The Pathname class represents a pathname, the location of a file on the underlying filesystem, and provides facilities for querying and manipulating filepath data.

Although not universally useful as the FileUtils module, the Pathname class can bring in a lot of niceties when you need to do heavy filesystem transversing, and it is used on gems like Sprockets and Carrierwave.

You create a Pathname object by passing a string with the filesystem path to the class constructor. You can also get Pathnames by joining two paths with Pathname.join or Pathname.+. Also, most Pathname methods return Pathname objects.

  require "pathname"

  path = Pathname.new("/home/marcos/projects")
  >> Pathname:"/home/marcos/projects"

  other = path.join("bragi")
  >> Pathname:"/home/marcos/projects/bragi"

A Pathname object can provide a lot of information about its underlying filepath, like its parent path, dirname, whether it is a absolute or relative path, whether it represents a file or not, and so on.

  require "pathname"

  path = Pathname.new("/home/marcos/projects")
  path.dirname   # Pathname: "/home/marcos/"
  path.basename  # Pathname: "/home/marcos/projects"
  path.parent    # Pathname: "/home/marcos/"
  path.file?     # false
  path.absolute? # true
  path.relative? # false

Pathname.ascend iterates and yields a Pathname object for each element in a given path on an ascending order. Pathname.children returns an array with all the siblings of a given path, and Pathname.each_child iterates over then.

  require "pathname"

  path = Pathname.new("/home/marcos/projects")
  path.ascend { |x| puts x }
  >> Pathname: "/home/marcos/projects"
  >> Pathname: "/home/marcos/"
  >> Pathname: "/home/"
  >> Pathname: "/"

  path.each_child { |x| puts x }
  >> Pathname: "/home/marcos/projects/bragi"
  >> Pathname: "/home/marcos/projects/mimir"
  >> Pathname: "/home/marcos/projects/guard-clone"

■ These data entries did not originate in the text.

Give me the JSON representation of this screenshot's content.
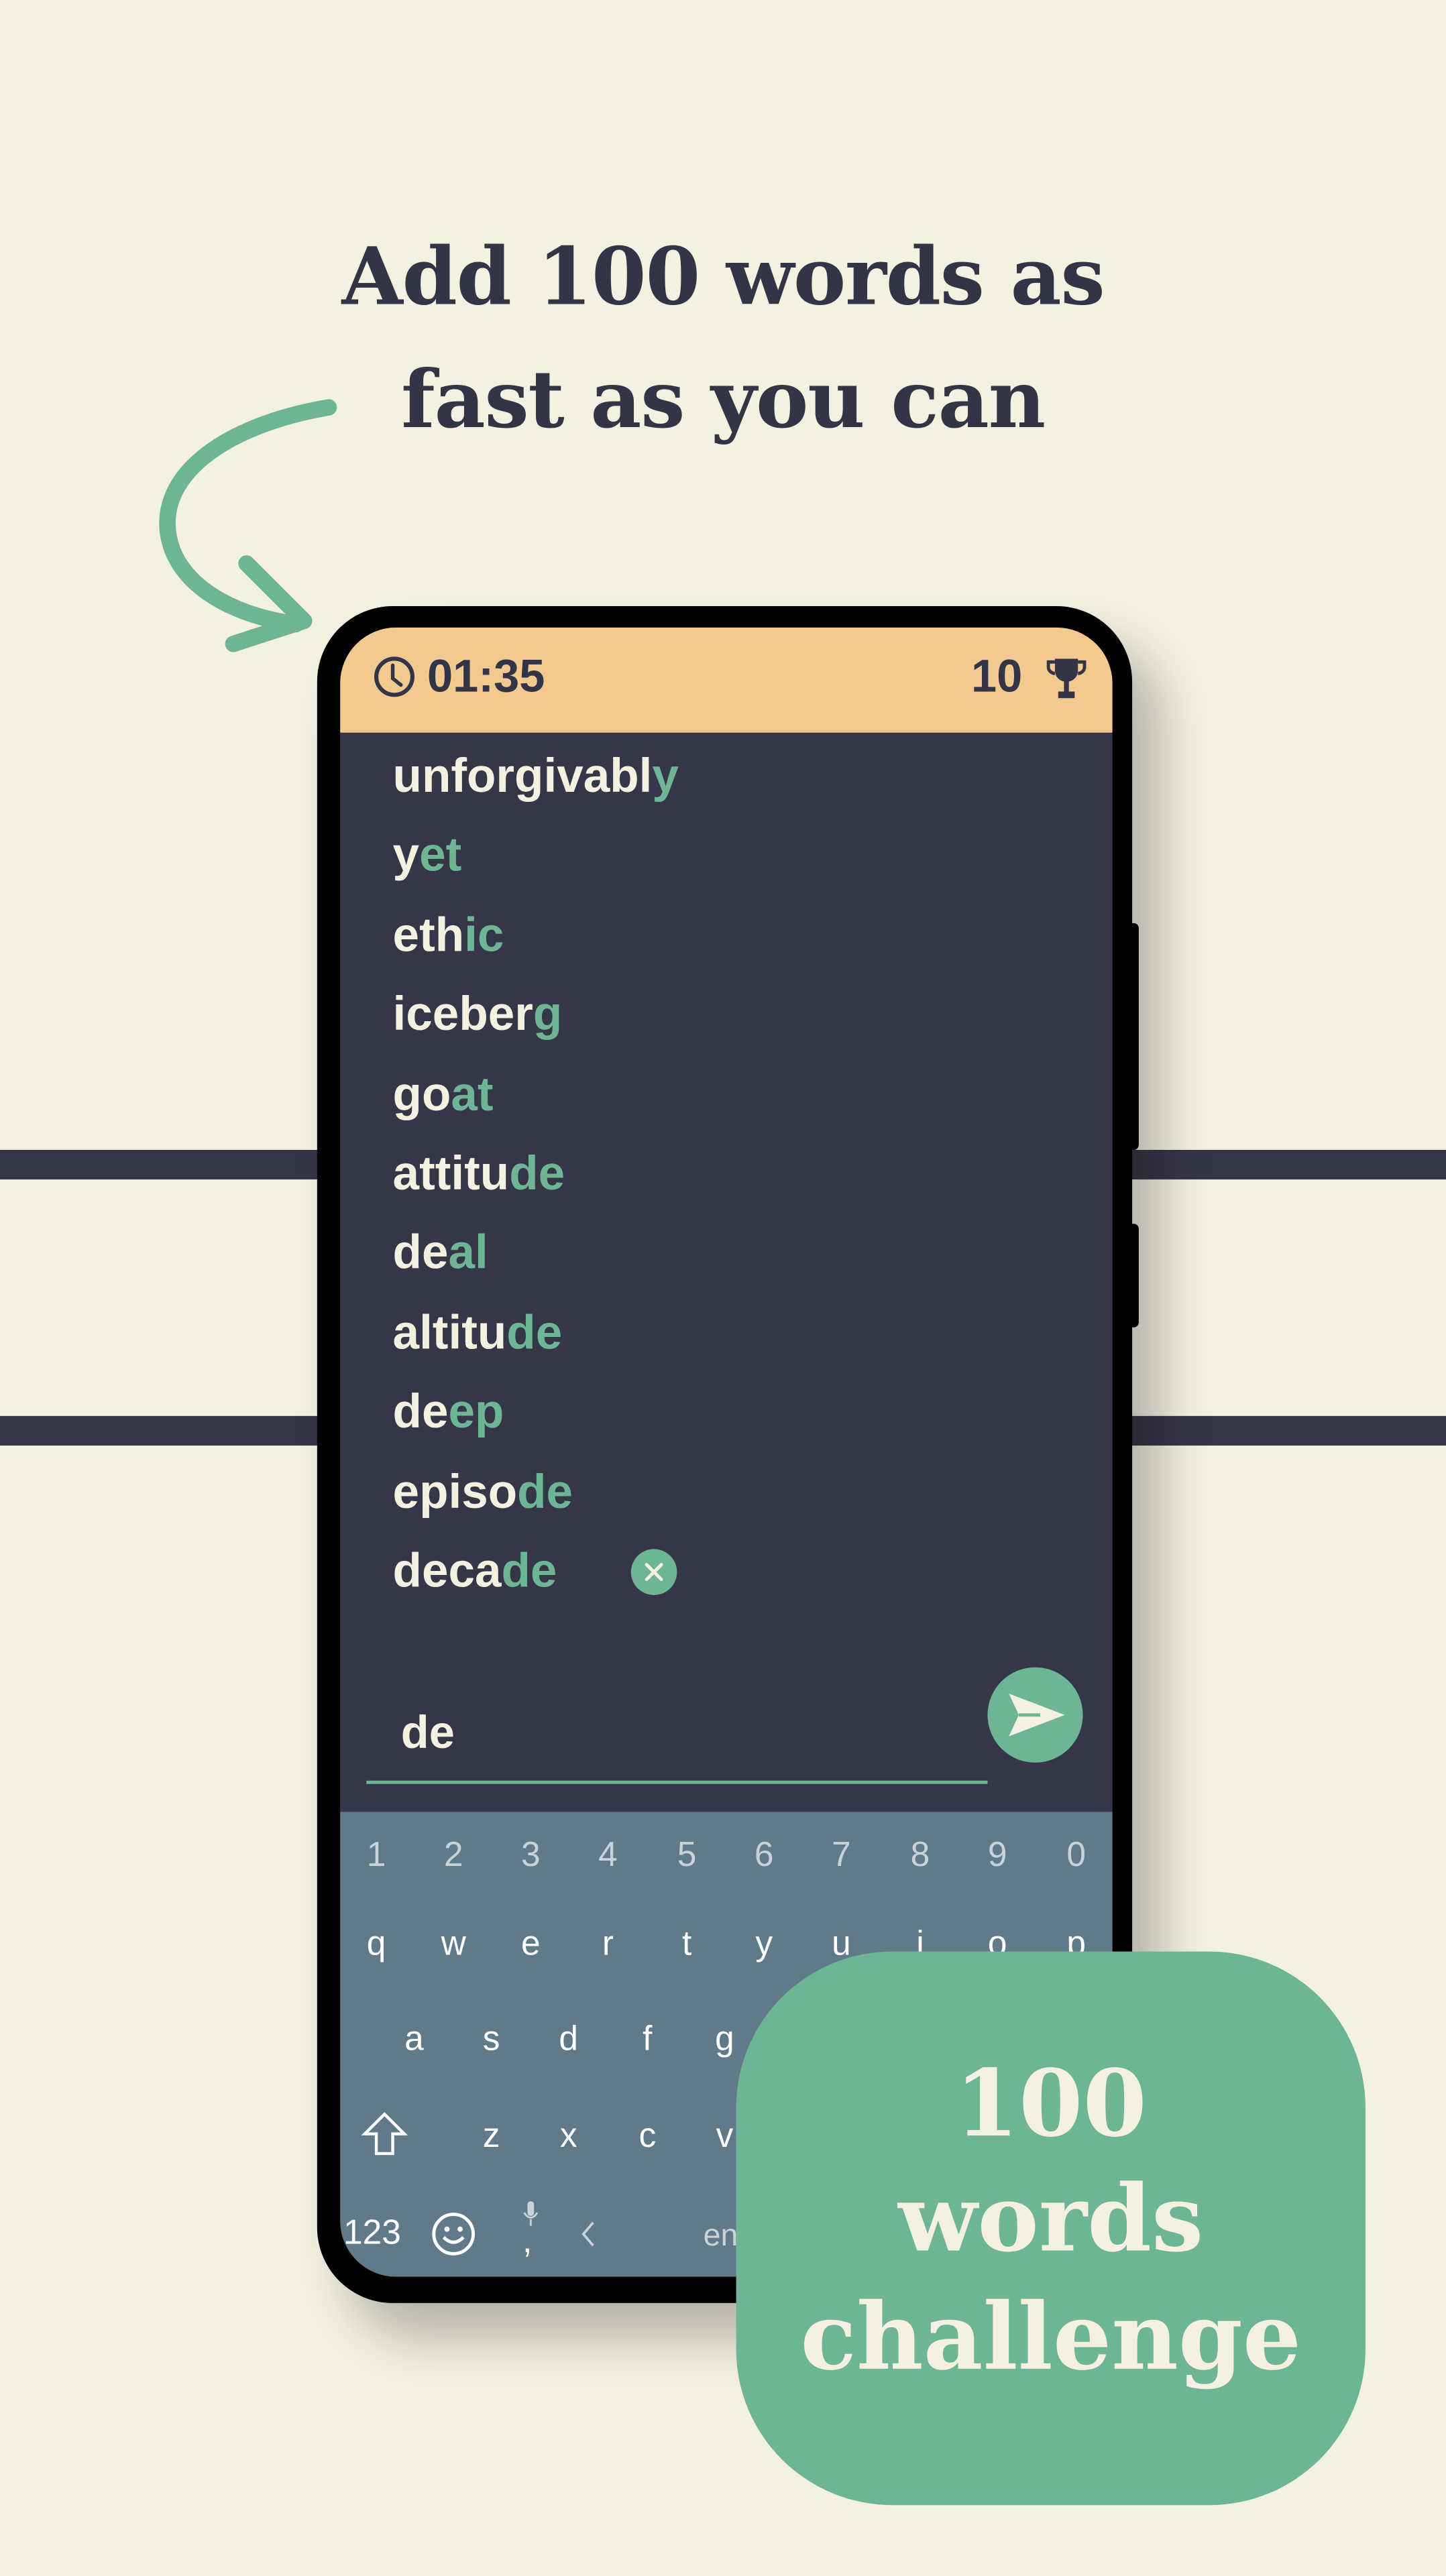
{
  "headline": {
    "line1": "Add 100 words as",
    "line2": "fast as you can"
  },
  "header": {
    "timer": "01:35",
    "score": "10",
    "timer_icon": "clock-icon",
    "score_icon": "trophy-icon"
  },
  "words": [
    {
      "base": "unforgivabl",
      "suffix": "y"
    },
    {
      "base": "y",
      "suffix": "et"
    },
    {
      "base": "eth",
      "suffix": "ic"
    },
    {
      "base": "iceber",
      "suffix": "g"
    },
    {
      "base": "go",
      "suffix": "at"
    },
    {
      "base": "attitu",
      "suffix": "de"
    },
    {
      "base": "de",
      "suffix": "al"
    },
    {
      "base": "altitu",
      "suffix": "de"
    },
    {
      "base": "de",
      "suffix": "ep"
    },
    {
      "base": "episo",
      "suffix": "de"
    },
    {
      "base": "deca",
      "suffix": "de"
    }
  ],
  "input": {
    "value": "de"
  },
  "keyboard": {
    "numbers": [
      "1",
      "2",
      "3",
      "4",
      "5",
      "6",
      "7",
      "8",
      "9",
      "0"
    ],
    "row1": [
      "q",
      "w",
      "e",
      "r",
      "t",
      "y",
      "u",
      "i",
      "o",
      "p"
    ],
    "row2": [
      "a",
      "s",
      "d",
      "f",
      "g"
    ],
    "row3": [
      "z",
      "x",
      "c",
      "v"
    ],
    "bottom": {
      "numbers_key": "123",
      "comma": ",",
      "space_label": "en"
    }
  },
  "badge": {
    "line1": "100",
    "line2": "words",
    "line3": "challenge"
  },
  "colors": {
    "background": "#f3f1e0",
    "dark": "#363649",
    "accent": "#6db595",
    "header": "#f2c98f",
    "keyboard": "#607a89"
  }
}
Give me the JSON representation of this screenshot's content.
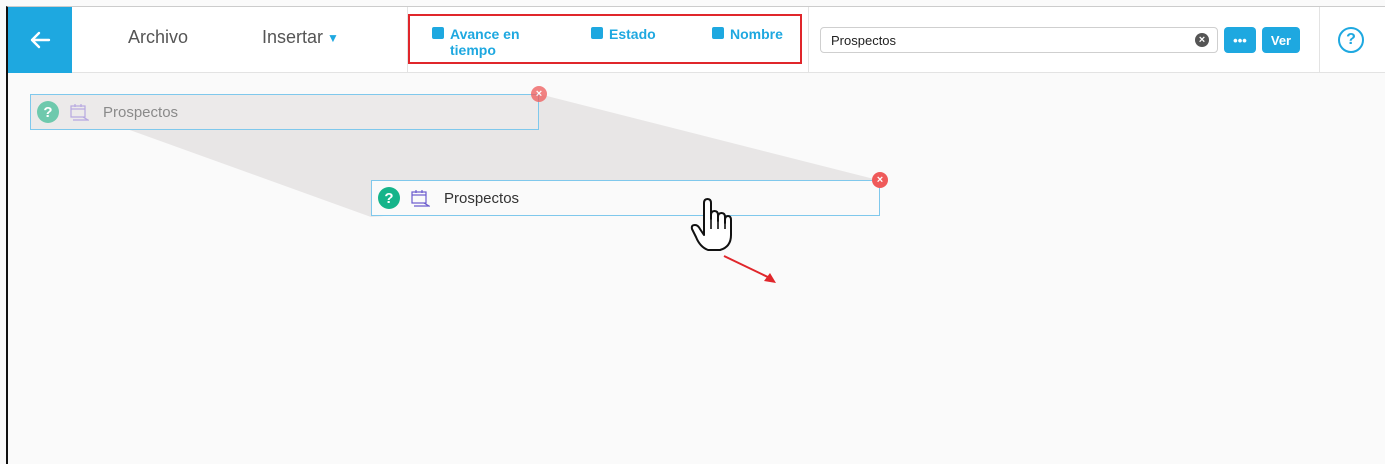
{
  "toolbar": {
    "back_icon": "arrow-left-icon",
    "menu": {
      "archivo": "Archivo",
      "insertar": "Insertar"
    },
    "filters": [
      {
        "label_line1": "Avance en",
        "label_line2": "tiempo"
      },
      {
        "label": "Estado"
      },
      {
        "label": "Nombre"
      }
    ],
    "search": {
      "value": "Prospectos"
    },
    "more_label": "•••",
    "ver_label": "Ver",
    "help_label": "?"
  },
  "canvas": {
    "ghost_card": {
      "label": "Prospectos"
    },
    "live_card": {
      "label": "Prospectos"
    }
  },
  "colors": {
    "accent": "#1ea8e0",
    "highlight": "#e0262b",
    "close": "#ef5a5a",
    "help_green": "#16b48a"
  }
}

Pathname also offers facades for many methods found on the File and Dir classes, allowing you to write cleaner code in some cases.

One gotcha is that most Pathname methods, including its constructor, are just wrappers around string manipulations, and will happily accept any string you throw at it, but some methods, like Pathname.children and Pathname.realpath access the filesystem and will raise errors if the Pathname object does not represent an actual filesystem path.